A combination of Dense, Batchnorm, and the activation layer.

This part is a more detailed overview of Dense op.

Parameters
  • in_channels (int) – The number of channels in the input space.

  • out_channels (int) – The number of channels in the output space.

  • weight_init (Union[Tensor, str, Initializer, numbers.Number]) – The trainable weight_init parameter. The dtype is same as x. The values of str refer to the function initializer. Default: ‘normal’.

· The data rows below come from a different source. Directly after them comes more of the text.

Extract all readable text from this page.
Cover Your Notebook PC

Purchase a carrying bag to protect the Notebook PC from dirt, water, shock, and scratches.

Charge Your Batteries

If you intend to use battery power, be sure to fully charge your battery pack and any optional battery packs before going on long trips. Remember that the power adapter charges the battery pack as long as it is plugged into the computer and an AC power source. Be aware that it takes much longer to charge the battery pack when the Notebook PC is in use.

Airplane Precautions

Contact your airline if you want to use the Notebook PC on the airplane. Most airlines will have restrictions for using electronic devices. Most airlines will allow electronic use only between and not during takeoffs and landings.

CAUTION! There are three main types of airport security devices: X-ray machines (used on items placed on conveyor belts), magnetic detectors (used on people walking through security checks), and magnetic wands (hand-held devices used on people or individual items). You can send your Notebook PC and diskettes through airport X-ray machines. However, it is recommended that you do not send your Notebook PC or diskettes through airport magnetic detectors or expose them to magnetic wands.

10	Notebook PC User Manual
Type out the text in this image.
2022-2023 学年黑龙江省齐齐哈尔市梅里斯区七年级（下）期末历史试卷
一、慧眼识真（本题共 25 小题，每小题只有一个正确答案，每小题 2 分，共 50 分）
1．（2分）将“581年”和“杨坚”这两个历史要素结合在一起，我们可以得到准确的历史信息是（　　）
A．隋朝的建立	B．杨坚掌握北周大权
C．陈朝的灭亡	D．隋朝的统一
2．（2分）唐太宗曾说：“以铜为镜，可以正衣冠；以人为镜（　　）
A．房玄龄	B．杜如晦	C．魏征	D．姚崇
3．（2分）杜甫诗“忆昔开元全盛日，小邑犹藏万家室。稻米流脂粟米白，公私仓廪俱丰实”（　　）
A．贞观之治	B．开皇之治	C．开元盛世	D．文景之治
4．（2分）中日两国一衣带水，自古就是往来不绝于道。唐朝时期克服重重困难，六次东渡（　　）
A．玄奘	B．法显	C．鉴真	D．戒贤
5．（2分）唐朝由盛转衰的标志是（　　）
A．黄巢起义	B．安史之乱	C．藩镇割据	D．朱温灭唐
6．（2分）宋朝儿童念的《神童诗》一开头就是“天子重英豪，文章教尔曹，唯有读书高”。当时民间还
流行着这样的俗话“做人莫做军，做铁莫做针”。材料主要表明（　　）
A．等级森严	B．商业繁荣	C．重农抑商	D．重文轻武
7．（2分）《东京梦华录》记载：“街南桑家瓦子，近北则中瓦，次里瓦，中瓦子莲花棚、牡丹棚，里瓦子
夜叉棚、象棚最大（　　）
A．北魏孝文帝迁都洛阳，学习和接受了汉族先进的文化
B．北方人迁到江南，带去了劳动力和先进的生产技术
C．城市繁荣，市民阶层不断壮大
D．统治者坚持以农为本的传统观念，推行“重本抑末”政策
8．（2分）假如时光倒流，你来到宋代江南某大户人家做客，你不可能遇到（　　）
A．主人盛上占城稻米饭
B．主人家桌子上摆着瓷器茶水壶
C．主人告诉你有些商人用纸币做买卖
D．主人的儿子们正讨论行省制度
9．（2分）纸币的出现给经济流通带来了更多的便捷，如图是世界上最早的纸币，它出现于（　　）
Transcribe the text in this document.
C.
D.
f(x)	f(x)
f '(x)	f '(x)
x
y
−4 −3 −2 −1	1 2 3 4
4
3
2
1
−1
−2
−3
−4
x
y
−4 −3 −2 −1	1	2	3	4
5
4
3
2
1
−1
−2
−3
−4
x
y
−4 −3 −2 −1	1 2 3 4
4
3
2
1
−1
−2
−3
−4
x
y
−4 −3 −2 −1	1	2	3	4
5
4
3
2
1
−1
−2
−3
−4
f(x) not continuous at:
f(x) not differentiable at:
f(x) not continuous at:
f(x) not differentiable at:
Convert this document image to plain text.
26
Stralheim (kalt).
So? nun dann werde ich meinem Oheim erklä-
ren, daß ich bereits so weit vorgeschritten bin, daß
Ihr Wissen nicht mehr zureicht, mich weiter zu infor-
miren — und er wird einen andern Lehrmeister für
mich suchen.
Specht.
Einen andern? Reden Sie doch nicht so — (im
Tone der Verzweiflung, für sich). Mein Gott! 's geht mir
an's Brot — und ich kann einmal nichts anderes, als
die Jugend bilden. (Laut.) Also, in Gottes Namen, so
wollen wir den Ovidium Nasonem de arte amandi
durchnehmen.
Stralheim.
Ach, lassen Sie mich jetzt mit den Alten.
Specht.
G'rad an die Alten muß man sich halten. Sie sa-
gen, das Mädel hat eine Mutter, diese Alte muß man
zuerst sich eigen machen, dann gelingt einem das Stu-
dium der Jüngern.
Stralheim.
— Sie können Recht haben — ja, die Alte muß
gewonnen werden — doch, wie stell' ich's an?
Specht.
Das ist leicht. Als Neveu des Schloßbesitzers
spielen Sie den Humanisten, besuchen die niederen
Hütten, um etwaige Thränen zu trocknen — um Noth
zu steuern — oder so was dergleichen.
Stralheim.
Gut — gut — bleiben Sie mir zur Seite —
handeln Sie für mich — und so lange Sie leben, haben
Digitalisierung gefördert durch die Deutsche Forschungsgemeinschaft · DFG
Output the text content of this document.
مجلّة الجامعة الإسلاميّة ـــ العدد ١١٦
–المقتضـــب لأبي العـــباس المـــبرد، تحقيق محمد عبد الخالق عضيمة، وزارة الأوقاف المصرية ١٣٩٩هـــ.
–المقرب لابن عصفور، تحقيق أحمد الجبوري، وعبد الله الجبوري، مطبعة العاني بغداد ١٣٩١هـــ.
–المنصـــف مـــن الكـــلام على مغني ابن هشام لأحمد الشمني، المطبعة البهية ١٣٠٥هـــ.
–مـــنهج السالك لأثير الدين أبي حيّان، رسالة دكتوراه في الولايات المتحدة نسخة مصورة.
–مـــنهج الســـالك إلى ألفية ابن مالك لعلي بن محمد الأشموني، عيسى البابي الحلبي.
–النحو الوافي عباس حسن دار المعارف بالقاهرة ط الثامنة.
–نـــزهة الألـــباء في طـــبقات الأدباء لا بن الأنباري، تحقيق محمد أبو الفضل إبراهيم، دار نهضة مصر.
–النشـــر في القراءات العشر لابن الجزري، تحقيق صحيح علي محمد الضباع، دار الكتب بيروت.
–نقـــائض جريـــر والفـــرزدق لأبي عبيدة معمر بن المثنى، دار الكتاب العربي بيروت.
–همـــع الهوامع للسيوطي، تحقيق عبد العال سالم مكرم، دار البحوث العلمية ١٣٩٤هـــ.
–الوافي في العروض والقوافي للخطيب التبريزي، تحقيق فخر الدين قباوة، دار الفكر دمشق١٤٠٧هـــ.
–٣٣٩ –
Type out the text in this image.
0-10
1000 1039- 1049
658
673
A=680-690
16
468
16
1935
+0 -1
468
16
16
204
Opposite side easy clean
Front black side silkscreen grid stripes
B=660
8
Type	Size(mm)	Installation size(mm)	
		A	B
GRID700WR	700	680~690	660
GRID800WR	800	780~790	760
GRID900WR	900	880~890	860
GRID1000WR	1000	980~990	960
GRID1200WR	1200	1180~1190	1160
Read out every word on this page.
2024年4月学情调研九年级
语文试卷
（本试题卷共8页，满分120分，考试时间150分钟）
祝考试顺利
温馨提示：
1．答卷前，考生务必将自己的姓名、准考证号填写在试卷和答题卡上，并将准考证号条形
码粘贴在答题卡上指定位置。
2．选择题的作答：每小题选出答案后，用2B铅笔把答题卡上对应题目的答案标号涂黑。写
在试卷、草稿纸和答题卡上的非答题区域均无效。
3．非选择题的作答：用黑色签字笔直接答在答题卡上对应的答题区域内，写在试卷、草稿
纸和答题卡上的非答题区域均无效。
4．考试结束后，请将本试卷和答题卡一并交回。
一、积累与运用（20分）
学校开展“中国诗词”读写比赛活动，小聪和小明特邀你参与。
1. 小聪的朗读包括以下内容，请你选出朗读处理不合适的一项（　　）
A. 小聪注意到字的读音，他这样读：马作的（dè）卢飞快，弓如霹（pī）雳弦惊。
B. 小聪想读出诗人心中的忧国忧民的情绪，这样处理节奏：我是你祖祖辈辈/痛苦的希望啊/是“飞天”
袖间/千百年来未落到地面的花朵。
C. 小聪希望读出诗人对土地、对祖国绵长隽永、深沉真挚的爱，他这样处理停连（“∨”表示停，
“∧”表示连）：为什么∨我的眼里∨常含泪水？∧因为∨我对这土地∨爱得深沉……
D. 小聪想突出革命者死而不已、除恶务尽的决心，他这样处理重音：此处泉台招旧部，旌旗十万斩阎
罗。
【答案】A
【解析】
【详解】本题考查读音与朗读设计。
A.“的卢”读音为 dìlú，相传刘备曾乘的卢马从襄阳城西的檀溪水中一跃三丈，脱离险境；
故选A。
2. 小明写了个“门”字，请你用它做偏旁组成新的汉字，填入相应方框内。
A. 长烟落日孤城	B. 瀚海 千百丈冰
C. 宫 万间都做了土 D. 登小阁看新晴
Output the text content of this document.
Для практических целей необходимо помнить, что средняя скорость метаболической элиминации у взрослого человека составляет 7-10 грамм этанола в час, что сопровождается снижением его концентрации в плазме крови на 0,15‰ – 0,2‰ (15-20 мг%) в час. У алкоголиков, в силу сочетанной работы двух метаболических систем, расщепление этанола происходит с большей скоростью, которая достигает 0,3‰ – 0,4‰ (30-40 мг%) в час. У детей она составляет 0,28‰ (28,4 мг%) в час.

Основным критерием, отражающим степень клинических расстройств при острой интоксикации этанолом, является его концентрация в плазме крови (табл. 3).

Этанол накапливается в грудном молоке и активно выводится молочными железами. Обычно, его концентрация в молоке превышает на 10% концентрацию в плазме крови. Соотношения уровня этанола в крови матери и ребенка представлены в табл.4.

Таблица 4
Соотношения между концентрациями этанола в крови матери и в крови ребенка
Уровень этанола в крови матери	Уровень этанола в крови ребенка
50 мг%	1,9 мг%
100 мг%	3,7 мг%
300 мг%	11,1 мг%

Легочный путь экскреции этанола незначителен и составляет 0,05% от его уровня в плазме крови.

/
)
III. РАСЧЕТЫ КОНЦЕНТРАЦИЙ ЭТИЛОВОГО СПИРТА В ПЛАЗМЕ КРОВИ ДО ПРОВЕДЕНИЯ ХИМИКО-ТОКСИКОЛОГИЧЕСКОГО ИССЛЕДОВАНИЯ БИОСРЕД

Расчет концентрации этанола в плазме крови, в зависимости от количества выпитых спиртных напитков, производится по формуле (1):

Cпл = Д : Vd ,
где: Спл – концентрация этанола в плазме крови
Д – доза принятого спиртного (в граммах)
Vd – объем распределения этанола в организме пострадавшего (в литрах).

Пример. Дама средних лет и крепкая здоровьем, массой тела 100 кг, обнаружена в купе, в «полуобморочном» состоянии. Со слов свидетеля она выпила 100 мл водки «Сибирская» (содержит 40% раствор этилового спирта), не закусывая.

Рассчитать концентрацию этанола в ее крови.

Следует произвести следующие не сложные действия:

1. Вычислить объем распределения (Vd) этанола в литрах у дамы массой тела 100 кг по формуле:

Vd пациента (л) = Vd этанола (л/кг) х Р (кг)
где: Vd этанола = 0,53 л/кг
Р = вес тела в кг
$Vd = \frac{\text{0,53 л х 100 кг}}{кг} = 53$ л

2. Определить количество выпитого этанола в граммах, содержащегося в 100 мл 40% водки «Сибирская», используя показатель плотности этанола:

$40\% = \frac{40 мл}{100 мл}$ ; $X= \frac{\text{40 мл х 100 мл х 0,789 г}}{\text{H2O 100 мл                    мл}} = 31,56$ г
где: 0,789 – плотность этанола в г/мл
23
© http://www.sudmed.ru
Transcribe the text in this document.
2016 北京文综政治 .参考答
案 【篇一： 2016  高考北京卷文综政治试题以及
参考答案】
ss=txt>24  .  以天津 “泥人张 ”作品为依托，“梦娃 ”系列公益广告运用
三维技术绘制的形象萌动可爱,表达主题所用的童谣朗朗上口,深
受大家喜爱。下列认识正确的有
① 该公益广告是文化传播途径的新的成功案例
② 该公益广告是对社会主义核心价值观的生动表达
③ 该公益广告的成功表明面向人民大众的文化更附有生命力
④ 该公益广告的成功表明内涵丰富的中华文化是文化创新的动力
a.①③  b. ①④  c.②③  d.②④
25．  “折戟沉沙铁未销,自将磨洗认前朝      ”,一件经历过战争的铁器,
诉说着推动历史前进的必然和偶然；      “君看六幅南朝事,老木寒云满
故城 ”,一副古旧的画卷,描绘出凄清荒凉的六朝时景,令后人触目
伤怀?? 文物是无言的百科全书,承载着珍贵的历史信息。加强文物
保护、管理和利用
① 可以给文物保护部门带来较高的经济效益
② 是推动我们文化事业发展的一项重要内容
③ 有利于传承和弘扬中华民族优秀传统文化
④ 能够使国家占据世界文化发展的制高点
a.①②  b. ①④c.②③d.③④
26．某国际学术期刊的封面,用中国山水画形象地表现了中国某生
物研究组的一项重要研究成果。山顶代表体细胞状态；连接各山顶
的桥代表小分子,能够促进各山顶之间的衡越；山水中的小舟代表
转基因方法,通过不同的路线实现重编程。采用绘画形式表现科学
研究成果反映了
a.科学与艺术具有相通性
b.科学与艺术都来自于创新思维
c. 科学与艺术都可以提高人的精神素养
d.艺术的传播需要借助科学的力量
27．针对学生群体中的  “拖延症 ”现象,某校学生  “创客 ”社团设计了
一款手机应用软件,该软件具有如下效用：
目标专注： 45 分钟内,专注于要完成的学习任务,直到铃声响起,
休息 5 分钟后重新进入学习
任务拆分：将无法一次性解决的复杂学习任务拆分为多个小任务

  • bias_init (Union[Tensor, str, Initializer, numbers.Number]) – The trainable bias_init parameter. The dtype is same as x. The values of str refer to the function initializer. Default: ‘zeros’.

  • has_bias (bool) – Specifies whether the layer uses a bias vector. Default: True.

  • has_bn (bool) – Specifies to use batchnorm or not. Default: False.

  • momentum (float) – Momentum for moving average for batchnorm, must be [0, 1]. Default:0.9

  • eps (float) – Term added to the denominator to improve numerical stability for batchnorm, should be greater than 0. Default: 1e-5.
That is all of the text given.